Located over a mile above sea level in the central highlands of Mexico, San Miguel de Allende effortlessly blends a contemporary Mexican feel with a rich, centuries-old colonial heritage.
Founded in 1542, San Miguel has hosted two landmark Mexican events. In its first incarnation, the town served as the headquarters for the Spanish Inquisition in New Spain. You can still see the headquarters building and the Inquisition jail a few blocks southwest of El Jardin, the town plaza.
The other landmark event has to do with the city's namesake, Ignacio Allende, leader and martyr of the Mexican independence movement. Born in San Miguel in 1779, Allende and other revolutionaries plotted here against the Spanish, and instigated a full-scale revolution in 1810 when they captured the city.
The movement faced a long road ahead, however, and the Spanish soon regained control of San Miguel. Revolution leader Allende was executed in 1811, 10 years before Mexican independence was finally achieved. In 1826, the government changed the town's name from San Miguel El Grande to San Miguel de Allende. In 1926, San Miguel was declared a national monument.
Artists and Revolutionaries
The current tone of the town was set back in the 1930s, when San Miguel became an international art colony. Attracted by the colonial architecture, crystalline sunlight, and mountain scenery and air, a steady stream of writers, painters, dancers, musicians, and artists of every conceivable ilk descended upon the town. Two important schools, Bellas Artes and Instituto Allende, became magnets for students from all over the world.
As with virtually all artists' colonies, however, San Miguel has also been discovered by laypeople and vacationers, and it now is as much a retirement and getaway town as an artists' haven. Many U.S. and Canadian citizens have established winter homes here, while easy access to Mexico City brings many Mexican weekenders into town.
Consequently, art galleries and international restaurants now fill the colonial structures, and English is spoken as commonly as Spanish. As little as 15 years ago, dogs slept in the streets; now traffic jams clog the streets during the peak season.
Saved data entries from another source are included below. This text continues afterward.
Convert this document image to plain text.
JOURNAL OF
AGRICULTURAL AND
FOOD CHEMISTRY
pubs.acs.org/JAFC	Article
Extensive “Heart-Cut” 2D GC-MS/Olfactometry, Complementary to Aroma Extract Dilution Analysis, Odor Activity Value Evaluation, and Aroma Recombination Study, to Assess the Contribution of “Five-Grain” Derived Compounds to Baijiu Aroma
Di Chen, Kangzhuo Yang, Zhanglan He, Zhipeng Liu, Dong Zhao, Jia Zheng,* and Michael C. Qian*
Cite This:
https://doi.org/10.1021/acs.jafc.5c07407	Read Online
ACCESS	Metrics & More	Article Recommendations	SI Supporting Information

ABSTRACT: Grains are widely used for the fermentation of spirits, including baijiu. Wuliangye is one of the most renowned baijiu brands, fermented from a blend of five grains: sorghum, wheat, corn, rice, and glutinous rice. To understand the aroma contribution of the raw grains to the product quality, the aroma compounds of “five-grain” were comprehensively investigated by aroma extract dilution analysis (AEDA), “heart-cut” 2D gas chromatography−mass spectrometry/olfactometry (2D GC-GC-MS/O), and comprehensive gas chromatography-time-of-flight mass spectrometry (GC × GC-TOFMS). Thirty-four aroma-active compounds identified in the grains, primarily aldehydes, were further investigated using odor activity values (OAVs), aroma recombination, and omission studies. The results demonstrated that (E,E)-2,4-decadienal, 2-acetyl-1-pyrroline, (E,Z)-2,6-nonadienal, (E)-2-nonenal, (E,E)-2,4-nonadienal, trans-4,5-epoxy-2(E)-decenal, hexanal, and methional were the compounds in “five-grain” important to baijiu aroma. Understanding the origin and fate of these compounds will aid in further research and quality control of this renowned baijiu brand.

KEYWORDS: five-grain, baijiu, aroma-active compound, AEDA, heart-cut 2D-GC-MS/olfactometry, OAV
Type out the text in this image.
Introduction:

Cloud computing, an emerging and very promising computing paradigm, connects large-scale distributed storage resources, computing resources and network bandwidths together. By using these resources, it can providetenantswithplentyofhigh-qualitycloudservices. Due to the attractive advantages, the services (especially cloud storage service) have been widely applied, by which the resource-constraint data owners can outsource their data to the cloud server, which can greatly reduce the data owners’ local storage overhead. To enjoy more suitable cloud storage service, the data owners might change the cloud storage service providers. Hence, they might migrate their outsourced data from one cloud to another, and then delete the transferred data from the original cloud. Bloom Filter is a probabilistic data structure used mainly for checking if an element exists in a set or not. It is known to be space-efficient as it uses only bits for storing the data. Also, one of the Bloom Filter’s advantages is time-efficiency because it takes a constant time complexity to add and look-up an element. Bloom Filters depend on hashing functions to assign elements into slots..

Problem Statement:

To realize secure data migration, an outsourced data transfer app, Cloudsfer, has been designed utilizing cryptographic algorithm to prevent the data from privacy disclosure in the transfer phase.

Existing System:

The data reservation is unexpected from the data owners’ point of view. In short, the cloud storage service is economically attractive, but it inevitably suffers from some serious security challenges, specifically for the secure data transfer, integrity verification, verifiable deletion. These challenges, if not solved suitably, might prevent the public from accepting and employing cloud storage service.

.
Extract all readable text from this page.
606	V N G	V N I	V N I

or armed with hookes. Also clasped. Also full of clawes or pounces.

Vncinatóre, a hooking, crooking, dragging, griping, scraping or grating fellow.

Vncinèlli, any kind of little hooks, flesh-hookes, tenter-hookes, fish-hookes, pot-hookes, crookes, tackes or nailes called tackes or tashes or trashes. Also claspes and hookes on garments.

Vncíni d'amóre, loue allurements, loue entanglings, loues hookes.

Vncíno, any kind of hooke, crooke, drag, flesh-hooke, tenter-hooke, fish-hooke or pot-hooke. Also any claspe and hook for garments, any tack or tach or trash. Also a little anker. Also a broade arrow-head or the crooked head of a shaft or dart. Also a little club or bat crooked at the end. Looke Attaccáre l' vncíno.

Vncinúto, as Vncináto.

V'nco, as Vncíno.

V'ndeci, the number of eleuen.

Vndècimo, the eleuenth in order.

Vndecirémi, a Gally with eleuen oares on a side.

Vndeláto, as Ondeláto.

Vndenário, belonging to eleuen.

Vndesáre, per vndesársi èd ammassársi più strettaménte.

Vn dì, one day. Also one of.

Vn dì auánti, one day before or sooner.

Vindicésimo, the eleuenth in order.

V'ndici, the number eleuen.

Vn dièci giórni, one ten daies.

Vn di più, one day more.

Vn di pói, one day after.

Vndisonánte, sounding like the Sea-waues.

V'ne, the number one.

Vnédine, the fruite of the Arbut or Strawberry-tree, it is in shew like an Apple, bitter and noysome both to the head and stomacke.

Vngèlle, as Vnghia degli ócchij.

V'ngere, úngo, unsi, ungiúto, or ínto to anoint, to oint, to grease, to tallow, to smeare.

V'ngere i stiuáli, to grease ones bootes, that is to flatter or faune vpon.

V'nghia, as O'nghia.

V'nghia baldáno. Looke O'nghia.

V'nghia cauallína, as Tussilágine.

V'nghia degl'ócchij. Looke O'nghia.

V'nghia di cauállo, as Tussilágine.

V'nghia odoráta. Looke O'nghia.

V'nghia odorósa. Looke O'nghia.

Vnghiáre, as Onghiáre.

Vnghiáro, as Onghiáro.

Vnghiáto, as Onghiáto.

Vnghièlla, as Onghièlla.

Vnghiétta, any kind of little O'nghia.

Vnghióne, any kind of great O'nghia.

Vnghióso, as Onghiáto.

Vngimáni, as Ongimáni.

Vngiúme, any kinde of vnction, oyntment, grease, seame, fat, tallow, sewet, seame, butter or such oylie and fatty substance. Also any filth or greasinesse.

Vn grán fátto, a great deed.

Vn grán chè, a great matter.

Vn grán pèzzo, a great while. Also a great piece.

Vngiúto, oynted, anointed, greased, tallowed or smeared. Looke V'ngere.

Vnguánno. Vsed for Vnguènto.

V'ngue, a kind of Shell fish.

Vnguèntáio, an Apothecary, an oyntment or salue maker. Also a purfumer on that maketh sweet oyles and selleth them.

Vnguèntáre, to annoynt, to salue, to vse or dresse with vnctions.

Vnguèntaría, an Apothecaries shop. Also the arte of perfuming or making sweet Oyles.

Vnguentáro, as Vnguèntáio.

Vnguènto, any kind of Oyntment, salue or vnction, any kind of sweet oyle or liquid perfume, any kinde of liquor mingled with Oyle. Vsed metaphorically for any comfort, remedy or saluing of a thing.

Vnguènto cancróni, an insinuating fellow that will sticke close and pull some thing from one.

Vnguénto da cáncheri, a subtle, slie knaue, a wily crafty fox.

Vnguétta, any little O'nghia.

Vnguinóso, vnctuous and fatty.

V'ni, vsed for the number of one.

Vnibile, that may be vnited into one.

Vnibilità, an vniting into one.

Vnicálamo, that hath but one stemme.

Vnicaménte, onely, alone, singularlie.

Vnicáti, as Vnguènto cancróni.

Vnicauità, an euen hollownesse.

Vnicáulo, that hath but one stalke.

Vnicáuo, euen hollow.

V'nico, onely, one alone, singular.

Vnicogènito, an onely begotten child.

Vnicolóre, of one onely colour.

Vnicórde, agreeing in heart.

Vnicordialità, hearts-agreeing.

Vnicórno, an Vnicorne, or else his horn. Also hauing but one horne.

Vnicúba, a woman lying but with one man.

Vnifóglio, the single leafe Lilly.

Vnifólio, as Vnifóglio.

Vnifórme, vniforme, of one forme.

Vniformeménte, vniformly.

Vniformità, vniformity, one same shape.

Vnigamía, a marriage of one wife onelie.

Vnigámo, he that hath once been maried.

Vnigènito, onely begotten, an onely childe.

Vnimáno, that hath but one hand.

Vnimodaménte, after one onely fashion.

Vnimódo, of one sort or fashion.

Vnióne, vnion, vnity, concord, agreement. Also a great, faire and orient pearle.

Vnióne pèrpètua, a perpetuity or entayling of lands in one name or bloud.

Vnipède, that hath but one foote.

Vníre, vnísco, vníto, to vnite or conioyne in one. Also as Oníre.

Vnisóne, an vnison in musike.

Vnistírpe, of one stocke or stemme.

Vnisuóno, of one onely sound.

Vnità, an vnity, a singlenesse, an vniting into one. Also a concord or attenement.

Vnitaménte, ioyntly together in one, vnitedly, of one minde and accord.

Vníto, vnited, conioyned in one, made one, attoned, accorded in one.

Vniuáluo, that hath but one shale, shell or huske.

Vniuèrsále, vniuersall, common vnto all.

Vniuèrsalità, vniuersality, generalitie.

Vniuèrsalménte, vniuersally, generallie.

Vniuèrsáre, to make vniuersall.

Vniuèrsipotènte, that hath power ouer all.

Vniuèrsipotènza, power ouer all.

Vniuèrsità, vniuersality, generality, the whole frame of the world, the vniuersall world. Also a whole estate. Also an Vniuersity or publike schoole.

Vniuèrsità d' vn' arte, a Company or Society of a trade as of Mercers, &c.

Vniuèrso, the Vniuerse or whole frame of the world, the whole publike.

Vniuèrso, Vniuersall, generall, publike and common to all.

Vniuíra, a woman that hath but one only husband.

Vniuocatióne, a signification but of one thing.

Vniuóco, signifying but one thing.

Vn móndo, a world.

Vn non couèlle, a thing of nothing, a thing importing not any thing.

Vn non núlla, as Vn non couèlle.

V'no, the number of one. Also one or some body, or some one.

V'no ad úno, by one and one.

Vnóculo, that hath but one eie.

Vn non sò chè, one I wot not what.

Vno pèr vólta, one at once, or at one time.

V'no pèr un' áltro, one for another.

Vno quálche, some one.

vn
Yet the mountain air has remained fresh, and the government's tight leash on development has maintained the city's historic flavor.
Exploring the City
El Jardin, the main plaza, remains the geographic and social center of San Miguel. Everyone gathers on the wrought-iron benches under the jacaranda trees, from sketching artists to engaging old men. La Parroquia, a sandstone church, dominates the plaza's south side. Built in the late 1800s, the church was designed by a self-trained Indian mason named Ceferino Gutierrez, who gleaned his inspiration from postcards depicting European Gothic cathedrals. Supposedly, he relayed design concepts to the building crew by drawing with a stick in the sand, but this is hard to believe given the church's elaborate spires and ornamentation.
Near the southwest corner of El Jardin lies the Casa de Ignacio Allende, the birthplace of the town's namesake. The building now houses a museum and gallery dedicated to the national hero.
Further west of the plaza you can find Bellas Artes, one of the two major schools of San Miguel. Once a convent, it now serves as a place to educate artists. Visitors can view the school's rotating exhibit gallery or dine on the patio.
Just beside Bellas Artes, you'll notice the Iglesia de la Concepcion, also designed by Gutierrez. The church is distinguished by a huge dome--purportedly inspired by Les Invalides in Paris--and features neoclassical columns and pilasters, and antique oil paintings.
On the other side of town sits the Iglesia de San Francisco, an excellent example of the extremely elaborate Spanish baroque style known as churrigueresque architecture.
Charmed by the Past
While these sites shouldn't be missed, the best part of the city is simply the old-world ambience. You can stay in hotels that inhabit centuries-old buildings, listen to spontaneous musical performances, or marvel at the spring contrast of the blooming purple jacarandas against the red-ochre buildings. In the markets and galleries you can browse centuries-old styles of Indian crafts, including San Miguel's famous metalwork, or view contemporary works by international artists. Outside of town, you can explore the mountains and high desert, or simply contemplate them with a sunset view from the El Mirador lookout at the southeast end of town.
San Miguel de Allende is both a romantic getaway, and a vibrant cultural destination for art and history buffs. If you decide to go, however, be careful: like so many before you, you might find yourself seduced into staying a few days--or years--longer than you ever intended.